Konuşmaya ve fikir yürütmeye çalıştıklarımızın önemli bir kısmı, belki de tamamına yakını siyasi gündemden oluşuyor. İstemesek de böyle. O vakit gelin nispeten bildiğimizi düşündüğümüz taraf olan fiyatlamalar üzerinden ilerleyelim. Nereden nereye gelindiği üzerinden konuşmak daha faydalı. Elimizdeki veriler açısından kullanacağımız en net kısım BIST cephesi. Son 5 yılda şiddeti artar şekilde yabancı portföy yatırımlarındaki azalış ve hızlı çıkış için BIST önemli bir gösterge. Zaman zaman değişmekle birlikte yüzde 29-30 bandına sıkışan ve buranın kayda değer bir kısmını oluşturan stok rakamı çıkardığımızda ciddi düşüklere çoktan ulaşan yabancı payı kritik bir gösterge. Artık orta-uzun vadeli yatırım portföylerinin tercih etmediği Borsa İstanbul’da döngüsel hedge fon giriş-çıkışları söz konusu. Seçim önceki haftada gördüğümüz de tam olarak böyle bir tabloydu. Bankacılık sektörü ve holding şirketlerinden alınan ‘seçim pozisyonları’ aynı hızda ilk turun ardından geri verildi ki çıkışın tam olarak sona erdiğini de kestirmek mümkün değil. Bu, ‘hızlı para’ kavramının fayda kadar zarar barındırdığı hususunda önemli bir örnek. Elbette bardağın diğer kısmında ise şöyle bir gerçek var ki asla göz ardı edilecek gibi değil: uzun yıllar Türkiye pozisyonu taşıyan fonların gerçekleştirdiği çıkış ile açılan alana pandemi süreci ve sonrasında ‘boşluk doldurur’ şekilde gelen yerli yatırımcının ciddi kesimindeki ‘yatırım ufku problemi’ yerli fonların da dönem dönem her iki yönde sert hareketler yapmasını tetikliyor. Ek olarak, mevcut Türk lirası likiditesindeki problem, devam eden halka arzlar ve 2022’deki en ciddi fiyatlama teması konumundaki ‘alternatifsizlik’ başlığının artık yüzde 35-40 bandının mevduat faizlerinde konuşulduğu bir patikaya evrilmesi fiyatlamaları daha da zor bir patikaya sokuyor. Bu nedenle borçlanma maliyetlerinden, uzun vadeli finansal modellemelere dek fikir yürütmek güçleşiyor.

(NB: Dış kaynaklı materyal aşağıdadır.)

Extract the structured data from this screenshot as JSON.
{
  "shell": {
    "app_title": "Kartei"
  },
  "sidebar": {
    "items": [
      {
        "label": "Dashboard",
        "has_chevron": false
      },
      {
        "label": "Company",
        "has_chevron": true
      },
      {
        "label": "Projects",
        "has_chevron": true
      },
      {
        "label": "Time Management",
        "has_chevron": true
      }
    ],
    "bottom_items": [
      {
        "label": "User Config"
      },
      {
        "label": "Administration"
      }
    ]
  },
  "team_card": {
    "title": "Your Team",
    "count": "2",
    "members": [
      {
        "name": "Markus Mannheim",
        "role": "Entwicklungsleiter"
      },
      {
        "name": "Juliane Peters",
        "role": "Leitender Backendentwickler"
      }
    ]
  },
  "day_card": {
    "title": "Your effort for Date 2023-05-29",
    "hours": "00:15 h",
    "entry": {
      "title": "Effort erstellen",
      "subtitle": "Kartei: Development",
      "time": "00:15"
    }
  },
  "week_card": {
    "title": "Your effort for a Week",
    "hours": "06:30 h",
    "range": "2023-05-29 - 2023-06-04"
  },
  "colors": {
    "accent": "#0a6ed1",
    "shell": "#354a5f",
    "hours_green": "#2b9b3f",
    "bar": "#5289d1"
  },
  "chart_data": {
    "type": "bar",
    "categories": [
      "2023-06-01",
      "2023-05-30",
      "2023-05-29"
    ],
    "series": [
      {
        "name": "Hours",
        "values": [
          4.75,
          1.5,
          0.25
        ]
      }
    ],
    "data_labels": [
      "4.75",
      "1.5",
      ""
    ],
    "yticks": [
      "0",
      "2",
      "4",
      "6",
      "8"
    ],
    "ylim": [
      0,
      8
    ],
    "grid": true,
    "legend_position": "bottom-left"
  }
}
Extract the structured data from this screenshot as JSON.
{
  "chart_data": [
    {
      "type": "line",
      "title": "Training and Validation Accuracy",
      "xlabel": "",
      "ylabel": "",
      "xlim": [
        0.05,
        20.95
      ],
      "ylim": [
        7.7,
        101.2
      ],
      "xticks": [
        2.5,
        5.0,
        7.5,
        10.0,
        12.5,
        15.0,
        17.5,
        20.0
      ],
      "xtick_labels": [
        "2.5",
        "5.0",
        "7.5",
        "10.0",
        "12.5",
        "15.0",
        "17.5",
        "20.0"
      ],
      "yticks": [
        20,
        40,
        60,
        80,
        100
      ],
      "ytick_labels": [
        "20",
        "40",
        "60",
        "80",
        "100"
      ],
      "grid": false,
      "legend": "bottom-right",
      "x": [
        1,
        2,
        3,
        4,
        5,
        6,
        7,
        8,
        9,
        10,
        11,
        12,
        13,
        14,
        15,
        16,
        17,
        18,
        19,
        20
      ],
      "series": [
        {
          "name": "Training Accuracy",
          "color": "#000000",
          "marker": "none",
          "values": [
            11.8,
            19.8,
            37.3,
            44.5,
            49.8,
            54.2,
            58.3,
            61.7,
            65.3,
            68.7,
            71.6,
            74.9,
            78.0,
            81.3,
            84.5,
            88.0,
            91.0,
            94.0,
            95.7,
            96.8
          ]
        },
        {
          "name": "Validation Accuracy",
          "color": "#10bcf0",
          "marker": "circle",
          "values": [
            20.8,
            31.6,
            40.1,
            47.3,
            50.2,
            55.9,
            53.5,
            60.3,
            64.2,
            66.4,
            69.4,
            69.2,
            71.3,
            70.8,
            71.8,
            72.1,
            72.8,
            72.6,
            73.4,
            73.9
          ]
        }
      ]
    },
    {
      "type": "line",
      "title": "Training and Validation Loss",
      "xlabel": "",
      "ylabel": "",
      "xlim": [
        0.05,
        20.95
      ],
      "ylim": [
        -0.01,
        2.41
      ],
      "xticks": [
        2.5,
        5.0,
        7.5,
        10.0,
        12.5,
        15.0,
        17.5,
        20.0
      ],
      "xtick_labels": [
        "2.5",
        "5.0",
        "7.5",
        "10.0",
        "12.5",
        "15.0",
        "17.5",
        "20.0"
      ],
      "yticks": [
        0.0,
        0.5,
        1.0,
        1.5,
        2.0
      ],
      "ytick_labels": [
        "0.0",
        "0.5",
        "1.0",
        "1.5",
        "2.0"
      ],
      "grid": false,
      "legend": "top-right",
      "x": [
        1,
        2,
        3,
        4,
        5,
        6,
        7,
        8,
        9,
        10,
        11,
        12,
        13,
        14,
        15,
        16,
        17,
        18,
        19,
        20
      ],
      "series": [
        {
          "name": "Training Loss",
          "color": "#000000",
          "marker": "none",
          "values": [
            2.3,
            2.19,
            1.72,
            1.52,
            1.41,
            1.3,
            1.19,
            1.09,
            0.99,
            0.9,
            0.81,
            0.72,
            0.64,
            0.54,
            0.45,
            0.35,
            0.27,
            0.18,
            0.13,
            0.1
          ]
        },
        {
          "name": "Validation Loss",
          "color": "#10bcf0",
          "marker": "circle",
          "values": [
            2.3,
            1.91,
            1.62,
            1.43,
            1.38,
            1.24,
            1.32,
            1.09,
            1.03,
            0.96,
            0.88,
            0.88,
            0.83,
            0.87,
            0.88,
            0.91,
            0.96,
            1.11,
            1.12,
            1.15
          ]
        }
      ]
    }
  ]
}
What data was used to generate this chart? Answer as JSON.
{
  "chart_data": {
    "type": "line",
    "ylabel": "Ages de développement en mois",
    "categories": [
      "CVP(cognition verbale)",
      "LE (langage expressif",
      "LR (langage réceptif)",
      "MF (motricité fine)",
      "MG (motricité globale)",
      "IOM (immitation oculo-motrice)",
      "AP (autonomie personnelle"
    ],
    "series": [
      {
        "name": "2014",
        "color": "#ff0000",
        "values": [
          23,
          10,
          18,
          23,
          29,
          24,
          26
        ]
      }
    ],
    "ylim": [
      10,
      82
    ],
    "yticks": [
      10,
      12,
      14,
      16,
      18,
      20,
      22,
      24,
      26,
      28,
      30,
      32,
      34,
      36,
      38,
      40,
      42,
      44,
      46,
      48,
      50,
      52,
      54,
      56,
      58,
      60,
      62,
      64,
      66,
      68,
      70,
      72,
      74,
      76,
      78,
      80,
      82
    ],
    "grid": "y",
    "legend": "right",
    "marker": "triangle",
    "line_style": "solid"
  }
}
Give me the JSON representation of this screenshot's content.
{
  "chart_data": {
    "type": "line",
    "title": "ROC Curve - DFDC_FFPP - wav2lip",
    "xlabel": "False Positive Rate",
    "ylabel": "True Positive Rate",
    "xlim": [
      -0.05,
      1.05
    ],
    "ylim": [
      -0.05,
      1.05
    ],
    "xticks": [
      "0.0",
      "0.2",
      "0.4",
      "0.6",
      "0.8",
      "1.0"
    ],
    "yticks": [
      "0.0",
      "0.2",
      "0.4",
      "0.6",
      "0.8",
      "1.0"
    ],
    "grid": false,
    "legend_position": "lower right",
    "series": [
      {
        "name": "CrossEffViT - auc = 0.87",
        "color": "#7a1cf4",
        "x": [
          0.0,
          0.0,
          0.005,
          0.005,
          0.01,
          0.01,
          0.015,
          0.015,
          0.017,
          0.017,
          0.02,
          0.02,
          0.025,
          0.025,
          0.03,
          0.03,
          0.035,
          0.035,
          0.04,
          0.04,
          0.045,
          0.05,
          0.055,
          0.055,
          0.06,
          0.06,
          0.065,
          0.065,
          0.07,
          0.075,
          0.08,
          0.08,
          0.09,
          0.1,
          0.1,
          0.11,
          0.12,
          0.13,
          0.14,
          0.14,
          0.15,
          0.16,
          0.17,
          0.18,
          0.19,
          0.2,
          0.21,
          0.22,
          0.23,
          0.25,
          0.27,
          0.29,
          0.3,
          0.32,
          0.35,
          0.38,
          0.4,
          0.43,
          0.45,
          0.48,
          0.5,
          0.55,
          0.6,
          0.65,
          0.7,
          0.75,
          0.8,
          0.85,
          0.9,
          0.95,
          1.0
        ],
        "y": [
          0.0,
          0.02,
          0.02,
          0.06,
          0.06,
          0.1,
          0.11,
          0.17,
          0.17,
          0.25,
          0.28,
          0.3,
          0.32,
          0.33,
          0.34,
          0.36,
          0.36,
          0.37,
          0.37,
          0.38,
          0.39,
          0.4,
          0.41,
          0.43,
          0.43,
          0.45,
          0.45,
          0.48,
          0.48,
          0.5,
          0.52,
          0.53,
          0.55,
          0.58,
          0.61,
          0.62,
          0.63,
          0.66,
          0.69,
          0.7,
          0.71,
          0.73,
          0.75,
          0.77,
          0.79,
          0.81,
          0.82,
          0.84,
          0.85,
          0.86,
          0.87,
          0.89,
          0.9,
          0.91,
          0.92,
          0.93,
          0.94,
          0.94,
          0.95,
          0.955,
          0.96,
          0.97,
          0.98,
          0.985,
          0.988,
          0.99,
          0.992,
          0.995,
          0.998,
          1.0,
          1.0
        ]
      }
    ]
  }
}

Şu an için yabancı yatırımcı cephesinin kısa vadede dünden daha farklı bir davranış içerisinde olmayabileceğini düşünmek için yeni bir başlık masaya gelmiş değil. Bu da likiditenin Türk lirası cinsinden değerlenen tüm varlık sınıfları için havuzdaki belirli miktar üzerinden şekilleneceği anlamına geliyor. Kısıtlı ve dikkatli kullanılması gereken bir miktarı konuşuyoruz. Artmasının başta mevcut yüksek çift hanedeki enflasyon olmak üzere farklı zararlı yan etkileri var. ‘Kontrollü’ şekilde azaltılmasının da 2022’de fiyatlama davranışı zemininden uzaklaştığımız gerçeğini kabullenmemiz gibi bir başka yansıması olacak. Yatırımcının mevcut ürün sepetini hiç olmadığı kadar dikkatli yönetmesi gerekiyor. Belki de sık hareket etmemenin daha faydalı olduğu zamanlardayızdır. Biraz daha belirgin ortam, biraz daha az gürültü, biraz daha sağlıklı yatırımcı davranışları. Şimdilik ihtiyacımız olan bunlar. Şimdilik.